I am wondering if it is possible to retrieve file location information? I am thinking of a situation where I wanted to write this information into xmp (probably into pdf's "Directory" field) before send it off to customer. That way I would able to know where this file is originated when I review them a few weeks later.

Regards,
Jeno

Alan Clifford

exiftool -comment=`pwd -P`"/"`dirname ./temp2/dscn2404.jpg` ./temp2/dscn2404.jpg

gives

exiftool -comment temp2/dscn2404.jpg
Comment                         : /Users/alan/photographs/temp/./temp2


This is on a Mac so anything Unix I guess.

Later ...

hmmm, let's see if I can do that all in exiftool.

Phil Harvey

First, you would have to define the XMP-pdf Directory tag as a user-defined tag, but then the command would be:

exiftool "-xmp-pdf:directory<file:directory" -r DIR

See the sample config file for examples on how to create user-defined tags.

- Phil
...where DIR is the name of a directory/folder containing the images.  On Mac/Linux/PowerShell, use single quotes (') instead of double quotes (") around arguments containing a dollar sign ($).

Alan Clifford

Phil, doesn't that just give the relative directory unless you specify the full path?
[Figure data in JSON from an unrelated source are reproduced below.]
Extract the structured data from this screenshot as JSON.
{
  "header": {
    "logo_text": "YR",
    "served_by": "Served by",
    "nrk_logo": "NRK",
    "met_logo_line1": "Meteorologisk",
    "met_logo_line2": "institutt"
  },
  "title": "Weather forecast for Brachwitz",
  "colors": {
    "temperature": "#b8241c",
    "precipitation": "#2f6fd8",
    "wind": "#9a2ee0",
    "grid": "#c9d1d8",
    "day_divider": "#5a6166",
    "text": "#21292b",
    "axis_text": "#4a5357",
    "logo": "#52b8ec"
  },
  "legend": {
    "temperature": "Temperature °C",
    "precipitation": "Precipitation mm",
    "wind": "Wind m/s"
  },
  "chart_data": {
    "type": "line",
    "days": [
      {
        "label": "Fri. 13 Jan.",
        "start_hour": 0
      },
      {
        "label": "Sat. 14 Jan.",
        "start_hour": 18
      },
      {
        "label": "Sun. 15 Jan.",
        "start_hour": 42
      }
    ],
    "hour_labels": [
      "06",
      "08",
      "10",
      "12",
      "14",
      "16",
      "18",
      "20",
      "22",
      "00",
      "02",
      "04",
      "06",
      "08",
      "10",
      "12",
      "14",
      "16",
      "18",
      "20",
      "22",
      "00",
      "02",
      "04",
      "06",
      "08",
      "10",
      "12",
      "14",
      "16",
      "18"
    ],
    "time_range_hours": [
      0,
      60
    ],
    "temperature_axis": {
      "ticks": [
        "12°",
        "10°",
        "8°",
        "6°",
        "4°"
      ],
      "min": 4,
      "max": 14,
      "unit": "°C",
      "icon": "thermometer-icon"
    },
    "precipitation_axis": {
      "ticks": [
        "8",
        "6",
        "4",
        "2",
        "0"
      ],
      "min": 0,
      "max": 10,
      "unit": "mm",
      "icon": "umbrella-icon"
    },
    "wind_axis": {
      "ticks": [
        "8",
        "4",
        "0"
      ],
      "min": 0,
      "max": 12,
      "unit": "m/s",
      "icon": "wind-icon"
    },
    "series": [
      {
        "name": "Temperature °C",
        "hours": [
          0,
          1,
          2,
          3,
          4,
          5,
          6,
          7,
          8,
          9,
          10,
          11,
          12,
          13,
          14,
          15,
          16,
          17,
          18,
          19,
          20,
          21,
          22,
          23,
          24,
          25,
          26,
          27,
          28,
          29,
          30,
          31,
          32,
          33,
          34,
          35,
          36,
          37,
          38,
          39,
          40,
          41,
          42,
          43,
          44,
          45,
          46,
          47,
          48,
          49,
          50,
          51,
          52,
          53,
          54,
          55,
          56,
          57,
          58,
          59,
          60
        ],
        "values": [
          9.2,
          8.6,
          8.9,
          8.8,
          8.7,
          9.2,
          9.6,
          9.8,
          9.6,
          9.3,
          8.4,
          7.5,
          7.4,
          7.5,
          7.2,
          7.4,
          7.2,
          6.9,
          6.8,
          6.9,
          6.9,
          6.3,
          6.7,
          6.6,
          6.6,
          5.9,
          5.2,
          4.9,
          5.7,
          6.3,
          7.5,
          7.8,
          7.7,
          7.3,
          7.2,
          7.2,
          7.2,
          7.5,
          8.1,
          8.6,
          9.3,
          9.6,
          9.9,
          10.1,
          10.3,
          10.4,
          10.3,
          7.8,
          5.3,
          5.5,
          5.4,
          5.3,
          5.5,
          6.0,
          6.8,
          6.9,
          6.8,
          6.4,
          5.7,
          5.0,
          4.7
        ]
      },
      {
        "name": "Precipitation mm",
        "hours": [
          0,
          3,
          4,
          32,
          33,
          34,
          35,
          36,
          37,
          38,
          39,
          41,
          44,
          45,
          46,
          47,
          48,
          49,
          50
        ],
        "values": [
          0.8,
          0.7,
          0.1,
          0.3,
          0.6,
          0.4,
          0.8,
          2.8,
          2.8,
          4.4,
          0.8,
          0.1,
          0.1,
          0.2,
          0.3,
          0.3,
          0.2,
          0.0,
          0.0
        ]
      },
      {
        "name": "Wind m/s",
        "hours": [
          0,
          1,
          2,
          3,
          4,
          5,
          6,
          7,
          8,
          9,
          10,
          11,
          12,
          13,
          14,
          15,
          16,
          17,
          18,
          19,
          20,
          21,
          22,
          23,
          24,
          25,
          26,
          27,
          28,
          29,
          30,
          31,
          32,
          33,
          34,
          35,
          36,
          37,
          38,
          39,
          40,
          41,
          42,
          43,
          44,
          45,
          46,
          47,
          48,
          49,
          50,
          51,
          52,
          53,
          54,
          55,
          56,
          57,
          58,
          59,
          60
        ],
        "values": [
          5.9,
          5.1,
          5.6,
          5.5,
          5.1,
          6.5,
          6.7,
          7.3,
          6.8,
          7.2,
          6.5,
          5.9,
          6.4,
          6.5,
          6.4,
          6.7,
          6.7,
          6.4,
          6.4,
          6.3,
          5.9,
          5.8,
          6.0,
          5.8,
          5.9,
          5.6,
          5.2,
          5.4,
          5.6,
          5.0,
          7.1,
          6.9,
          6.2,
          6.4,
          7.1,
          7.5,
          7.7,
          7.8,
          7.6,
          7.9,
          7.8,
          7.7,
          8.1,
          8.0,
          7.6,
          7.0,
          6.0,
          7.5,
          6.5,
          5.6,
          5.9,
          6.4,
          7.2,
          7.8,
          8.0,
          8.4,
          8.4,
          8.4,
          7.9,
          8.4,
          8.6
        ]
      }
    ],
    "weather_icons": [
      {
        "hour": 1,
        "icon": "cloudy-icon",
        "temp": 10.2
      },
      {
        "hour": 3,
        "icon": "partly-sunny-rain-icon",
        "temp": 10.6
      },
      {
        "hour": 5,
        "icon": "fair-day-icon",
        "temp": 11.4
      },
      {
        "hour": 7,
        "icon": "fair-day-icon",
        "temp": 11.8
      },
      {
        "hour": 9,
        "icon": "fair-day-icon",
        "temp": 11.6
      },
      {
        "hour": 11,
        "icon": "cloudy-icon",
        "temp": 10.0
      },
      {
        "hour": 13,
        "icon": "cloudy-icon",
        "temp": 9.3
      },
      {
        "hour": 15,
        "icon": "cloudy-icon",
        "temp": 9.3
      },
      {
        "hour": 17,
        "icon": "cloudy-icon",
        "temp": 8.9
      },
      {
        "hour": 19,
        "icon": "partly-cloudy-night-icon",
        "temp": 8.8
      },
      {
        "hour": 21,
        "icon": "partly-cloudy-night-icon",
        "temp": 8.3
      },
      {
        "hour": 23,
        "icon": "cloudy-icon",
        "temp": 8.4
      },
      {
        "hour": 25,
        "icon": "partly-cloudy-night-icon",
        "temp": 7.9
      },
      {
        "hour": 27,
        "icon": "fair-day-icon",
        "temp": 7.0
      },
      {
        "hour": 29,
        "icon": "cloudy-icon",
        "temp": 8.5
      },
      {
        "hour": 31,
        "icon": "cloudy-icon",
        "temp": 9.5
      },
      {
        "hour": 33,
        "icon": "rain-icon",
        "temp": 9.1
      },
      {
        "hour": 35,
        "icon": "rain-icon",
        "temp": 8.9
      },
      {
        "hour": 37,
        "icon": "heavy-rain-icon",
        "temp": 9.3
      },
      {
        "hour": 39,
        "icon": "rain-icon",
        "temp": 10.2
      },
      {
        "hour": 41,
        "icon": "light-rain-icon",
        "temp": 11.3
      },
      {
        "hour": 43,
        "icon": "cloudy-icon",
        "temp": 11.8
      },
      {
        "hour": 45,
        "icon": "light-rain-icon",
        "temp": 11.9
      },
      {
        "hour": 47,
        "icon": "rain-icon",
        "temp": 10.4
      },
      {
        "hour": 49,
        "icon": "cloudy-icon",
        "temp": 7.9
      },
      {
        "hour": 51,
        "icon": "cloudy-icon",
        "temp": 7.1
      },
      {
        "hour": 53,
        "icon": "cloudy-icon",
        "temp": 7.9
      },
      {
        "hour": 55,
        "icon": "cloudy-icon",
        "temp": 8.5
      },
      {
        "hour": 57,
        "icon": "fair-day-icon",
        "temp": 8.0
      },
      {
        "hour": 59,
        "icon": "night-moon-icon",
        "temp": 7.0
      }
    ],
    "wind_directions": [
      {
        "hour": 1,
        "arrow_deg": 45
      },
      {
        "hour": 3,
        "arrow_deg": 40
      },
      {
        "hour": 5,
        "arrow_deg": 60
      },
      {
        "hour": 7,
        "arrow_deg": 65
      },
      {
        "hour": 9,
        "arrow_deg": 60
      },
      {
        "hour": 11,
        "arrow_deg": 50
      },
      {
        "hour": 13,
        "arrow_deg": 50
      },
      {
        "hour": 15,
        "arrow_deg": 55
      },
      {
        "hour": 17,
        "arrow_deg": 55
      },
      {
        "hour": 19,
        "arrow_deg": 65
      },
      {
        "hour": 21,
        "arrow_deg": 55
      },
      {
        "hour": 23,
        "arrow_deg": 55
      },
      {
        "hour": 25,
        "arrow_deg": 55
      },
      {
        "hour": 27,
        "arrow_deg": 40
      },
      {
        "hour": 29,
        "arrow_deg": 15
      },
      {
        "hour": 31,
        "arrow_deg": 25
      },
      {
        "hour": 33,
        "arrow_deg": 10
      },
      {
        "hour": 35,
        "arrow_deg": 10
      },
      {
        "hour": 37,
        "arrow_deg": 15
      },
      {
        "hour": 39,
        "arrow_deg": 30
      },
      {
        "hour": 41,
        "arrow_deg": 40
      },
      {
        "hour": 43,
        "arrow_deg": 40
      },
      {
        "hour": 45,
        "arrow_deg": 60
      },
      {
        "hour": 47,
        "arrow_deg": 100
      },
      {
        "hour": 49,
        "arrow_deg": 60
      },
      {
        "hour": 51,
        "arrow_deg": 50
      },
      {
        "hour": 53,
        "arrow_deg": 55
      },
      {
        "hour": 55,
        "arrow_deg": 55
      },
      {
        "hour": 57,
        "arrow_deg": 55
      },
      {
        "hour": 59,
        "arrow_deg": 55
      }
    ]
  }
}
egremont:temp alan$ exiftool "-comment<file:directory" ./temp2/dscn2404.jpg
    1 image files updated


egremont:temp alan$ exiftool -comment temp2/dscn2404.jpg
Comment                         : ./temp2

Phil Harvey

Yes, you are correct.  You must specify the absolute directory if that's what you want in the Directory tag.

Or to get an absolute directory when you specify only a relative one, you could use the FilePath tag.

- Phil
...where DIR is the name of a directory/folder containing the images.  On Mac/Linux/PowerShell, use single quotes (') instead of double quotes (") around arguments containing a dollar sign ($).